P3-63 Development of Loop-mediated Isothermal Amplification for the Rapid Detection of Arcobacter Species in Chicken

Wednesday, July 31, 2013
Exhibit Hall (Charlotte Convention Center)
Xiaoyu Wang, Chung-Ang University, Ansung-Si, South Korea
Min Hwa Lee, Chung-Ang University, Ansung-Si, South Korea
Dong Joo Seo, Chung-Ang University, Ansung-Si, South Korea
Sheungwoo Seo, Chung-Ang University, Ansung-Si, South Korea
Na Ry Son, Chung-Ang University, Ansung-Si, South Korea
Changsun Choi, Chung-Ang University, Ansung-Si, South Korea
Introduction: Arcobacter is one of foodborne pathogenic bacteria which may cause gastroenteritis in human and abortion in animal.

Purpose: The aim of this study was to develop a more sensitive, specific and rapid technique of loop-mediated isothermal amplification (LAMP) for detecting of Arcobacter species.

Methods: The LAMP reaction was optimized under different conditions. Specificity and sensitivity of LAMP were compared with multiplex polymerase chain reaction. Bacterial isolation, multiplex PCR, and LAMP were performed in chicken samples collected from retailed markets.

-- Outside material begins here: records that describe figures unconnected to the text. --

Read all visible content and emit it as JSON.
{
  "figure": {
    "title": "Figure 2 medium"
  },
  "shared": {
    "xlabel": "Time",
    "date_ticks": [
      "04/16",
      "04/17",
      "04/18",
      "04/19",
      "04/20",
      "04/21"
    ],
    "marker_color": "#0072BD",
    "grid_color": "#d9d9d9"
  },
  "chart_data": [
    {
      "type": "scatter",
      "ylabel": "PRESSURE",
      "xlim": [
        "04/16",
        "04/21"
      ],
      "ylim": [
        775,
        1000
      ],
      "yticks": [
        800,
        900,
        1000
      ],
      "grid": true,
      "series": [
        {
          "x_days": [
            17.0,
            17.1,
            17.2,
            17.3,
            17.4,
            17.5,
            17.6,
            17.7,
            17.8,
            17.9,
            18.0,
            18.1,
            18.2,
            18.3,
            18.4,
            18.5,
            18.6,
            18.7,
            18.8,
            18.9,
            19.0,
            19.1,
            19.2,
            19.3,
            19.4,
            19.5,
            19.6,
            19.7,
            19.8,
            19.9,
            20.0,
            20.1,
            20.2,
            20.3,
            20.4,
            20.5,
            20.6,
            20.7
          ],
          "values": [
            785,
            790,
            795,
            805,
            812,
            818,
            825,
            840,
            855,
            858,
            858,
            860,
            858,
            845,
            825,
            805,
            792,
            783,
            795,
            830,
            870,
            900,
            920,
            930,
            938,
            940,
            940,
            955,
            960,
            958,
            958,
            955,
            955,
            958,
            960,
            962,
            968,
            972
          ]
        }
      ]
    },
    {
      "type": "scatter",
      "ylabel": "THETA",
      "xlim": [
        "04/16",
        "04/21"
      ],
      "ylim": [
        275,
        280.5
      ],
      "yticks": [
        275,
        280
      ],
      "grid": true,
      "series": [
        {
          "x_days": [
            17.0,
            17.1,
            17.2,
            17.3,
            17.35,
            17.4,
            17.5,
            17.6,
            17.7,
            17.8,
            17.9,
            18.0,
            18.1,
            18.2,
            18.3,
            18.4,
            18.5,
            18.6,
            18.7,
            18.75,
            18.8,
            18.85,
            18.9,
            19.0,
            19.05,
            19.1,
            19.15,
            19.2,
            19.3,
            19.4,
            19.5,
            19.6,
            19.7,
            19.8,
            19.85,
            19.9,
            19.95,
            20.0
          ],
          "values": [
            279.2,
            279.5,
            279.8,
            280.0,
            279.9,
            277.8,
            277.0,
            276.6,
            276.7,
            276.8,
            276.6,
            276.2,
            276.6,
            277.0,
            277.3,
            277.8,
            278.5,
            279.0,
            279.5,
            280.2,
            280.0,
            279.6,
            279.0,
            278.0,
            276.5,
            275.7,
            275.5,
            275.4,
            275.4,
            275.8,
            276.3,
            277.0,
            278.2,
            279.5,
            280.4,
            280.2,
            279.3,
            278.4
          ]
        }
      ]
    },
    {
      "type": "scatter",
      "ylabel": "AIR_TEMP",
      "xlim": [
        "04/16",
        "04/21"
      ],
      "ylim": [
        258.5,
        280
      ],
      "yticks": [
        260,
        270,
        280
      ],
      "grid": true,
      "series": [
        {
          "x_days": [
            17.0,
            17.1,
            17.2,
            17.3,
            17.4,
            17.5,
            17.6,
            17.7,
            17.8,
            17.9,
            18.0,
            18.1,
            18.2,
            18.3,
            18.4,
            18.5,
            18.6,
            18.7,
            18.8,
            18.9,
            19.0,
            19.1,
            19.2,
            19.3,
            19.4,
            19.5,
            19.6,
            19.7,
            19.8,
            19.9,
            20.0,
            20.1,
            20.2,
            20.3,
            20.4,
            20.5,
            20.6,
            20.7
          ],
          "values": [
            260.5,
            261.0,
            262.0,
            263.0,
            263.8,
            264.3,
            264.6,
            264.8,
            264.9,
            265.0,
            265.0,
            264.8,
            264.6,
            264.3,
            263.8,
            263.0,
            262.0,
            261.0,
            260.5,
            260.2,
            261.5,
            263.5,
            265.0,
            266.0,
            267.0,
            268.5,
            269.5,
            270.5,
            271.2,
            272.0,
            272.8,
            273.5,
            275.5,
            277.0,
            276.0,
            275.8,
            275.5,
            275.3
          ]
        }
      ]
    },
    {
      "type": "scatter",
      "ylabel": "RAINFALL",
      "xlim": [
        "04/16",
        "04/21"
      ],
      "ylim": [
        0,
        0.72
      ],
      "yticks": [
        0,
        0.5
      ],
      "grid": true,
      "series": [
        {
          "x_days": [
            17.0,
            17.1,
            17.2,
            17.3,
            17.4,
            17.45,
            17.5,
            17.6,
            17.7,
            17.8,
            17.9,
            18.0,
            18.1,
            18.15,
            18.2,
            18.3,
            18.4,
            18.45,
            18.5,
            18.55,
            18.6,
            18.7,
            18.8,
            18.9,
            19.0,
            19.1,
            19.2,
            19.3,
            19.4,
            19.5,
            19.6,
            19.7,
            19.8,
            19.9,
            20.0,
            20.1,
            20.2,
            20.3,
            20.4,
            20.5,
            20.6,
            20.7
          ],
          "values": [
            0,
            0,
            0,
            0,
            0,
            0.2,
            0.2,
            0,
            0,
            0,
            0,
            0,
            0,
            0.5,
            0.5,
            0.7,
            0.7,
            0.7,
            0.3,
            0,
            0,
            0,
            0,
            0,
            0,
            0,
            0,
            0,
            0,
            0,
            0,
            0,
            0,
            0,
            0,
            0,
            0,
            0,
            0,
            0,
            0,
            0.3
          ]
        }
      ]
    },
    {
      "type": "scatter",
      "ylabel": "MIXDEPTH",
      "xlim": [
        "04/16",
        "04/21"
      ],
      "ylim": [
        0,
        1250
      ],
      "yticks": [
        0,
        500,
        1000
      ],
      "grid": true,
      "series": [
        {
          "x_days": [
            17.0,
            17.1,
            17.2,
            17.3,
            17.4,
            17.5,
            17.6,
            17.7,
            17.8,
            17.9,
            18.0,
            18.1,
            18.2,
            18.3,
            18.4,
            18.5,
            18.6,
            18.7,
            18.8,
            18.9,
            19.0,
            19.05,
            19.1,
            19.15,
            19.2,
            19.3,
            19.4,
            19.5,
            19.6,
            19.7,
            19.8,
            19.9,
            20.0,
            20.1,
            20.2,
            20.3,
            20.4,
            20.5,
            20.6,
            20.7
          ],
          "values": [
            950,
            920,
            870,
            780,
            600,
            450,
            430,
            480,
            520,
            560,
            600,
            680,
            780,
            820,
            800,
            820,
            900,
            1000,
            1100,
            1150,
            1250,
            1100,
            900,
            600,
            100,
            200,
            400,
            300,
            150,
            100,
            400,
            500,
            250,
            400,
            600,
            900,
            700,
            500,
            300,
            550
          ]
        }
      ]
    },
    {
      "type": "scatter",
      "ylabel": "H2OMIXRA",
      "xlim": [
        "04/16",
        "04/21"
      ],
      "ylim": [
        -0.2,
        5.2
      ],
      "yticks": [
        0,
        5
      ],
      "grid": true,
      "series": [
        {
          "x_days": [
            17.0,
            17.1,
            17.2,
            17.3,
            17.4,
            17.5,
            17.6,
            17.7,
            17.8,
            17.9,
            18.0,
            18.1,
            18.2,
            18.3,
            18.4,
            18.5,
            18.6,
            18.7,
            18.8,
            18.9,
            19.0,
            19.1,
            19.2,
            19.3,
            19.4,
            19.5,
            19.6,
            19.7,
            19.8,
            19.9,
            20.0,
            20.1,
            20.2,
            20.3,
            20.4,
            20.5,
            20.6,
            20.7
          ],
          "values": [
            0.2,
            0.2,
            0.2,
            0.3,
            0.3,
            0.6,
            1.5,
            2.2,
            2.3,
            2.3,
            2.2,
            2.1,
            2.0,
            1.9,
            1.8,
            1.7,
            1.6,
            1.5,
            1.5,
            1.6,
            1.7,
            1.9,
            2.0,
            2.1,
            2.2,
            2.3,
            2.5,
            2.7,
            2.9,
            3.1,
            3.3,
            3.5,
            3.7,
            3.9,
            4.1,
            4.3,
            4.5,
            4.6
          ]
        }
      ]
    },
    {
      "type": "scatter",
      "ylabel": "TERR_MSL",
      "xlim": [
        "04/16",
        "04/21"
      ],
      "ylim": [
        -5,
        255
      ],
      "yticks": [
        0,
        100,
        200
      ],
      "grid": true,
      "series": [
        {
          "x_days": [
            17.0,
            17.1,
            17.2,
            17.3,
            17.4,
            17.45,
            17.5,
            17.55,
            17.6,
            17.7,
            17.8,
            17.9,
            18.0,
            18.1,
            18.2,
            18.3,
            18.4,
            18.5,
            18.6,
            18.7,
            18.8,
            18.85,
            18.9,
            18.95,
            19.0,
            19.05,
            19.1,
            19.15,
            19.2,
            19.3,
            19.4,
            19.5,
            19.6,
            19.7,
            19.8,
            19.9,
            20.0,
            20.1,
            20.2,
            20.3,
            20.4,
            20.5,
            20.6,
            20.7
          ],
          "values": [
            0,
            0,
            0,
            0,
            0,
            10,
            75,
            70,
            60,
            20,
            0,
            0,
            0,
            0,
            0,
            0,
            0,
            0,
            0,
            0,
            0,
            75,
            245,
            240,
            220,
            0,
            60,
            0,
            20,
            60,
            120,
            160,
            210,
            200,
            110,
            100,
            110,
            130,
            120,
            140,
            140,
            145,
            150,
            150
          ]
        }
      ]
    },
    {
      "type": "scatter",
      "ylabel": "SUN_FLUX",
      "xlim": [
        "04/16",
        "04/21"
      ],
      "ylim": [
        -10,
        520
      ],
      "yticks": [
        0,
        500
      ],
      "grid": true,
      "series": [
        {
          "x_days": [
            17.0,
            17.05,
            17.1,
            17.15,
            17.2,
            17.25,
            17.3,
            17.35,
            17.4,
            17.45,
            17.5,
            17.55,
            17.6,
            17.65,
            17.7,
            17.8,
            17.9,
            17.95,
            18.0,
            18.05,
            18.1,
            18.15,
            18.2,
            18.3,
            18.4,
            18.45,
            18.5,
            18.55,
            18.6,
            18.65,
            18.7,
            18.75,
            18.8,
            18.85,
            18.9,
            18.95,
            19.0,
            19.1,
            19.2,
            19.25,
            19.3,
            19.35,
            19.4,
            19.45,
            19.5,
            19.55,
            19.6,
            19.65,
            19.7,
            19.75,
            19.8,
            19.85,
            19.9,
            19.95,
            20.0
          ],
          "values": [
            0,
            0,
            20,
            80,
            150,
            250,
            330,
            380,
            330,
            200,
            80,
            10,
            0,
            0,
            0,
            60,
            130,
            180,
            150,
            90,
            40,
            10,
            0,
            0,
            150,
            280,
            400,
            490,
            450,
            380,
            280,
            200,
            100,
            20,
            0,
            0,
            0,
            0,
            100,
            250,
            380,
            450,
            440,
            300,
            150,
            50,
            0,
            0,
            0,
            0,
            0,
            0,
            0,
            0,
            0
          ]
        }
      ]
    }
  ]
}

Results: The optimization reaction condition for LAMP was achieved at 61°C for 50 min and ladder-like DNA products were produced with reference strains and field isolates of Arcobacter species. Because multiplex PCR showed the cross-reactivity with Campylobacter species, the LAMP assay was specific rather than multiplex PCR which was used in previous studies. The detection limit of LAMP was 2-20 CFU/reaction in vitro and 200 CFU/reaction in chicken samples. The sensitivity of LAMP assay showed a tenfold to thousand-fold times more than that of multiplex PCR assay.

Significance: The LAMP assay developed in this research is rapid and reliable detection technique for Arcobacter species which can cause food poisoning in human.